Land/seascapes of exclusion: social order on the coastal margins
Ryks, J. (2002). Land/seascapes of exclusion: social order on the coastal margins (Thesis, Doctor of Philosophy (PhD)). The University of Waikato, Hamilton, New Zealand. Retrieved from https://hdl.handle.net/10289/14170
Permanent Research Commons link: https://hdl.handle.net/10289/14170
The hegemonic discourse of coastal planning and development has an impact on the social ordering of Aotearoa/New Zealand’s coastal communities in a number of ways. One way in which social order is controlled and maintained is through the (ab)use of boundaries. Boundaries constructed and maintained under the authority of government and/or funded by development dictate where people may or may not live.
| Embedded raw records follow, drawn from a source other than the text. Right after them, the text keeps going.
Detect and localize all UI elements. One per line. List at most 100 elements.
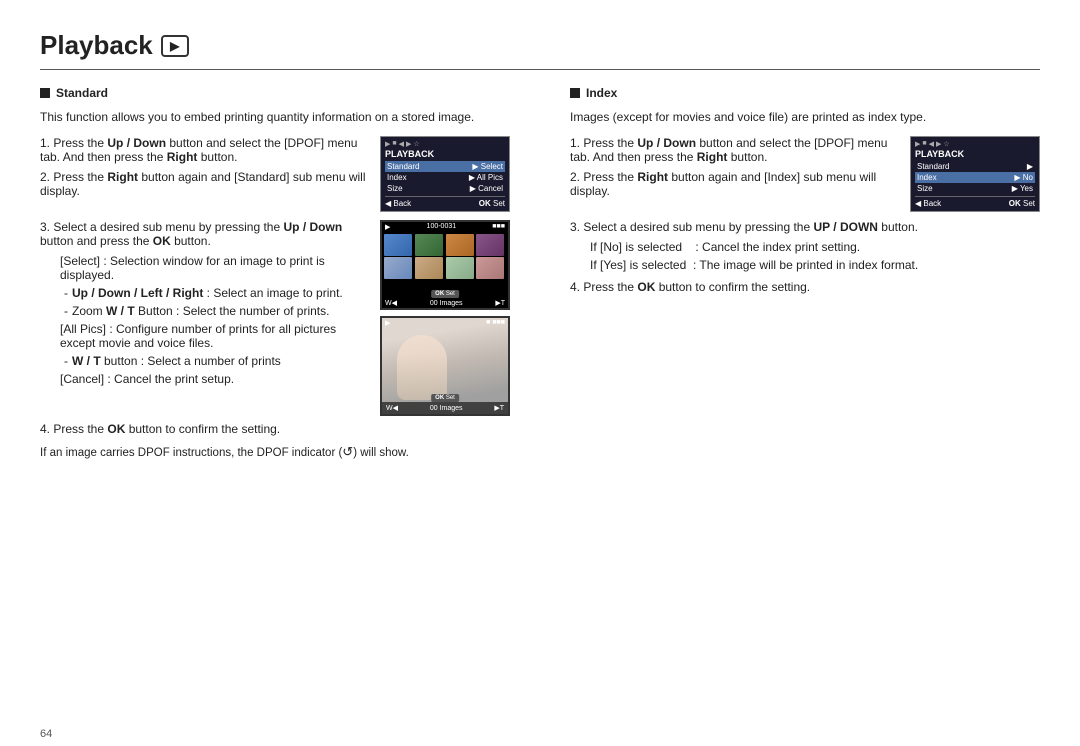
title-text: Playback	[40, 30, 153, 61]
screen2-footer: ◀ Back OK Set	[915, 196, 1035, 208]
all-pics-note: [All Pics] : Configure number of prints …	[60, 322, 368, 350]
step2-bold1: Right	[107, 170, 138, 184]
photo-large-w: W◀	[386, 404, 398, 412]
right-step2-num: 2.	[570, 170, 583, 184]
thumb-1	[384, 234, 412, 256]
screen1-footer: ◀ Back OK Set	[385, 196, 505, 208]
screen1-row3: Size▶ Cancel	[385, 183, 505, 194]
photo-screen-thumbs: ▶ 100-0031 ■■■ W	[380, 220, 510, 310]
screen1-back: ◀ Back	[385, 199, 411, 208]
screen1-ok: OK Set	[479, 199, 505, 208]
w-label: W◀	[385, 299, 397, 307]
menu-screen-1: ▶ ■ ◀ ▶ ☆ PLAYBACK Standard▶ Select Inde…	[380, 136, 510, 212]
left-column: Standard This function allows you to emb…	[40, 86, 520, 462]
right-step-4: 4. Press the OK button to confirm the se…	[570, 280, 1040, 294]
screen1-title: PLAYBACK	[385, 149, 505, 159]
updown-bullet: - Up / Down / Left / Right : Select an i…	[64, 286, 368, 300]
thumb-2	[415, 234, 443, 256]
index-bullet-icon	[570, 88, 580, 98]
step-2: 2. Press the Right button again and [Sta…	[40, 170, 368, 198]
photo-large-bg: ▶ ■ ■■■ W◀ 00 Images ▶T OK Set	[382, 318, 508, 414]
step1-bold1: Up / Down	[107, 136, 166, 150]
photo-large-bottom: W◀ 00 Images ▶T	[382, 402, 508, 414]
right-step-1: 1. Press the Up / Down button and select…	[570, 136, 898, 164]
right-step3-num: 3.	[570, 220, 583, 234]
menu-screen-1-container: ▶ ■ ◀ ▶ ☆ PLAYBACK Standard▶ Select Inde…	[380, 136, 510, 212]
screen2-back: ◀ Back	[915, 199, 941, 208]
right-step-2: 2. Press the Right button again and [Ind…	[570, 170, 898, 198]
photo-figure	[397, 335, 447, 400]
right-column: Index Images (except for movies and voic…	[560, 86, 1040, 462]
icon2-1: ▶	[915, 140, 920, 148]
right-step1-num: 1.	[570, 136, 583, 150]
images-label: 00 Images	[430, 300, 463, 307]
index-intro: Images (except for movies and voice file…	[570, 108, 1040, 126]
zoom-bullet: - Zoom W / T Button : Select the number …	[64, 304, 368, 318]
screen2-icons: ▶ ■ ◀ ▶ ☆	[915, 140, 1035, 148]
photo-screen-bottom-bar: W◀ 00 Images ▶T	[382, 298, 508, 308]
screen2-row1: Standard▶	[915, 161, 1035, 172]
step2-num: 2.	[40, 170, 53, 184]
right-step4-bold: OK	[637, 280, 655, 294]
step4-bold: OK	[107, 422, 125, 436]
icon2-5: ☆	[943, 140, 949, 148]
thumb-6	[415, 257, 443, 279]
page-number: 64	[40, 728, 52, 740]
photo-battery: ■■■	[492, 223, 505, 231]
icon5: ☆	[413, 140, 419, 148]
step1-bold2: Right	[167, 150, 198, 164]
select-note: [Select] : Selection window for an image…	[60, 254, 368, 282]
main-content: Standard This function allows you to emb…	[40, 86, 1040, 462]
thumb-8	[476, 257, 504, 279]
screen2-ok: OK Set	[1009, 199, 1035, 208]
screen1-row2: Index▶ All Pics	[385, 172, 505, 183]
index-label: Index	[586, 86, 617, 100]
icon3: ◀	[399, 140, 404, 148]
icon2: ■	[392, 140, 396, 148]
photo-screen-large: ▶ ■ ■■■ W◀ 00 Images ▶T OK Set	[380, 316, 510, 416]
ok-set-label: OK Set	[431, 290, 459, 298]
menu-screen-2-container: ▶ ■ ◀ ▶ ☆ PLAYBACK Standard▶ Index▶ No S	[910, 136, 1040, 212]
step1-text: 1. Press the Up / Down button and select…	[40, 136, 368, 212]
right-step1-bold1: Up / Down	[637, 136, 696, 150]
step4-num: 4.	[40, 422, 53, 436]
title-divider	[40, 69, 1040, 70]
right-step2-bold1: Right	[637, 170, 668, 184]
if-no-note: If [No] is selected : Cancel the index p…	[590, 240, 1040, 254]
menu-screen-2: ▶ ■ ◀ ▶ ☆ PLAYBACK Standard▶ Index▶ No S	[910, 136, 1040, 212]
right-step1-bold2: Right	[697, 150, 728, 164]
icon1: ▶	[385, 140, 390, 148]
wt-bullet: - W / T button : Select a number of prin…	[64, 354, 368, 368]
step3-block: 3. Select a desired sub menu by pressing…	[40, 220, 510, 416]
step3-bold1: Up / Down	[283, 220, 342, 234]
right-step3-bold1: UP / DOWN	[813, 220, 877, 234]
bullet-icon	[40, 88, 50, 98]
icon2-2: ■	[922, 140, 926, 148]
step-1: 1. Press the Up / Down button and select…	[40, 136, 368, 164]
right-step-3: 3. Select a desired sub menu by pressing…	[570, 220, 1040, 234]
thumb-3	[446, 234, 474, 256]
step1-num: 1.	[40, 136, 53, 150]
photo-large-icon: ▶	[385, 319, 390, 327]
thumb-7	[446, 257, 474, 279]
icon4: ▶	[406, 140, 411, 148]
step-4-left: 4. Press the OK button to confirm the se…	[40, 422, 510, 436]
right-step4-num: 4.	[570, 280, 583, 294]
icon2-4: ▶	[936, 140, 941, 148]
photo-large-mode: ■ ■■■	[486, 319, 505, 327]
right-step1-text: 1. Press the Up / Down button and select…	[570, 136, 898, 212]
step-3: 3. Select a desired sub menu by pressing…	[40, 220, 368, 248]
photo-large-images: 00 Images	[430, 405, 463, 412]
step3-num: 3.	[40, 220, 53, 234]
dpof-note: If an image carries DPOF instructions, t…	[40, 442, 510, 462]
screen2-row3: Size▶ Yes	[915, 183, 1035, 194]
icon2-3: ◀	[929, 140, 934, 148]
dpof-symbol: ↺	[342, 444, 353, 459]
photo-large-t: ▶T	[494, 404, 504, 412]
page-title: Playback ▶	[40, 30, 1040, 61]
step1-block: 1. Press the Up / Down button and select…	[40, 136, 510, 212]
step3-bold2: OK	[153, 234, 171, 248]
index-section-header: Index	[570, 86, 1040, 100]
standard-section-header: Standard	[40, 86, 510, 100]
t-label: ▶T	[495, 299, 505, 307]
In many cases these boundaries are used as instruments of exclusion. Boundaries constructed by hegemonic groups exclude those who define the coast according to other criteria. The hegemonic deployment of boundaries and the domination of coastal people and place generally is explored through an analysis of discourse. This analysis is structured according to differences in social order, coded as places of Otherness (heterotopia), Euclidean coasts, and places in transition reflecting images of both the former and the latter. Drawing on a number of coastal communities, including the Northland community of Otia (otherwise known as the Seaweed Pickers), Taylor’s Mistake, Whitianga and the wealth enclave of Pauanui, it is shown that the land/seascape of coastal Aotearoa/New Zealand is gradually being disciplined through the design of coasts that are accommodating of a particular patronage. These ‘exclusive’ coasts appear in stark contrast to those places where an alternative social ordering takes place. Here, in the absence of a Euclidean spatiality, uncertainty and liminality feature in the social construction of the coast. Residents of these places mark out and define the coast in a way that is quite different from the accepted norm, a fact that determines a particular ‘cartographic anxiety’ on the part of the dominant. This anxiety is instrumental in the construction of Otherness and the (re)production of exclusion.